Nel complesso gli emendamenti presentati sono oltre un centinaio: un numero quindi molto alto, che impegnerà la Commissione in un esame che non potrà certo essere né semplice né breve. Fra i più interessanti è da segnalare quello presentato dal sen. Gianpiero D'Alia (Udc), nel quale viene precisato che il rapporto dell'amministratore di condominio è regolato dal contratto di mandato.

Ma, come detto, di estrema importanza è il fatto che entra nella riforma l'idea di attribuire al condominio la capacità giuridica. L'emendamento proposto dal sen. Giovanni Legnini (Pd), infatti, prevede che sia «facoltà dell'assemblea del condominio deliberare, con la maggioranza di cui all'articolo 1136, quinto comma, l'attribuzione al condominio della capacità giuridica per gli atti di amministrazione e conservazione delle parti comuni dell'edificio nonché per il compimento degli altri atti espressamente previsti dalle legge», e aggiunge che «in tal caso il condominio è rappresentato a norma dell'articolo 1131 del codice civile».

Viene rimessa, quindi, a ciascun condominio la decisione di deliberare l'attribuzione in questione, con un numero di voti (tanto in prima quanto in seconda convocazione) che rappresenti, secondo il testo riformato dell'art. 1136 del codice civile, la maggioranza degli intervenuti ed almeno i due terzi del valore dell'edificio. E, in più, vengono precisati, in tale eventualità, i poteri di rappresentanza dell'amministratore, al quale anche il testo riformato dell'art. 1131 c.c., riconosce, per esempio, il potere di agire in giudizio contro i terzi o essere convenuto per qualunque azione concernente le parti comuni dell'edificio.

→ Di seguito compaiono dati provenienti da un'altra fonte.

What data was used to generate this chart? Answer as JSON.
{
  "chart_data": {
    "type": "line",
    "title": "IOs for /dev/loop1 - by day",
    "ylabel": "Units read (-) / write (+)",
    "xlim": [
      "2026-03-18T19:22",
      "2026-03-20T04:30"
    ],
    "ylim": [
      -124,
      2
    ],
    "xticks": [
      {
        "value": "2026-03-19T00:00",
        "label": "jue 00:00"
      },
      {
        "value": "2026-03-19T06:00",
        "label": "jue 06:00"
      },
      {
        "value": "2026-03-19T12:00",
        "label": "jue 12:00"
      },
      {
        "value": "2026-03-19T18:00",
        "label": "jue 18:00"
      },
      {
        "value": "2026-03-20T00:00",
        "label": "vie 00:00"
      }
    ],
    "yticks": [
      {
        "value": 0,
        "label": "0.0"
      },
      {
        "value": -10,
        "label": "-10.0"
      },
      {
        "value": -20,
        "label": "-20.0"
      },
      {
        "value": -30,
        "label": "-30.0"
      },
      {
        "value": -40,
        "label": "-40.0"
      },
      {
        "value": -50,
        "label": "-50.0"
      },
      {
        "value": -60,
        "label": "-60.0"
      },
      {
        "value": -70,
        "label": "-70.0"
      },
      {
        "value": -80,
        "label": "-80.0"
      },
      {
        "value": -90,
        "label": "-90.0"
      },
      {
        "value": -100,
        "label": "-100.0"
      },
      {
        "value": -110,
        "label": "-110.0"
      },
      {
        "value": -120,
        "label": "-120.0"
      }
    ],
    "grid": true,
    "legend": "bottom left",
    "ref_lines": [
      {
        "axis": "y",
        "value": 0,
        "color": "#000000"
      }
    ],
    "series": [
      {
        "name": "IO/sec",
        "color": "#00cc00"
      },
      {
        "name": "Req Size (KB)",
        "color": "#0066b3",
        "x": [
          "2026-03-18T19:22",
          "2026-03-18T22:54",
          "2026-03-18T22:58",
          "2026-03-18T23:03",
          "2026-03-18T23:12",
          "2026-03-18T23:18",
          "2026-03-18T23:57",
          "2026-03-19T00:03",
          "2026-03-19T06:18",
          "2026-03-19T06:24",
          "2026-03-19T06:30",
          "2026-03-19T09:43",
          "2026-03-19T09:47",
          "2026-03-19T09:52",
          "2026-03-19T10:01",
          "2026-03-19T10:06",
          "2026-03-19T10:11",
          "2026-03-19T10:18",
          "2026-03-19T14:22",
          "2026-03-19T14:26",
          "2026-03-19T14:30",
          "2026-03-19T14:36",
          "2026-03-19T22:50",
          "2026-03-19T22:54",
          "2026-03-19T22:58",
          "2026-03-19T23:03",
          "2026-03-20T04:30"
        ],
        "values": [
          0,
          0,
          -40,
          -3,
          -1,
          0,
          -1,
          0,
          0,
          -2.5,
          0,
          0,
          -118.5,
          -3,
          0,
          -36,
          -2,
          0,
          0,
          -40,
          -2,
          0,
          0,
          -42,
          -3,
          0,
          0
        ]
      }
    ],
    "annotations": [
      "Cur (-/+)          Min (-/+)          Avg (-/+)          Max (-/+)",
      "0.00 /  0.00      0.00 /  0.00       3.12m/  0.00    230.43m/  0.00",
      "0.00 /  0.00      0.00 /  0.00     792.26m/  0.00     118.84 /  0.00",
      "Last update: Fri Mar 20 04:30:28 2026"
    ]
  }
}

Un altro emendamento che merita attenzione è quello presentato dai senatori Giuliano Barbolini (Pd) e Guido Galperti (Pd), il cui testo riprende, peraltro, una previsione contenuta nella precedente proposta di riforma elaborata sempre dal comitato ristretto. Si tratta, in particolare, della possibilità, riconosciuta all'assemblea, di nominare, negli edifici composti da oltre nove unità immobiliari, «un consiglio di condominio» con funzioni «consultive» e di «controllo».

Di rilievo è altresì l'emendamento proposto dalla sen. Laura Bianconi (Pdl), che prevede l'eliminazione della facoltà per «il detentore a qualunque titolo» di chiedere all'amministratore di intervenire in caso di attività contrarie alle destinazioni d'uso sia delle parti comuni sia delle unità immobiliari di proprietà individuale. Infine, va ricordata la proposta emendativa, presentata dal sen. Barbolini, nella quale viene precisato che l'amministratore deve garantire «la propria autonomia e non avere interesse diretto o indiretto in imprese, società, organismi commerciali, artigianali o industriali fornitori del condominio amministrato».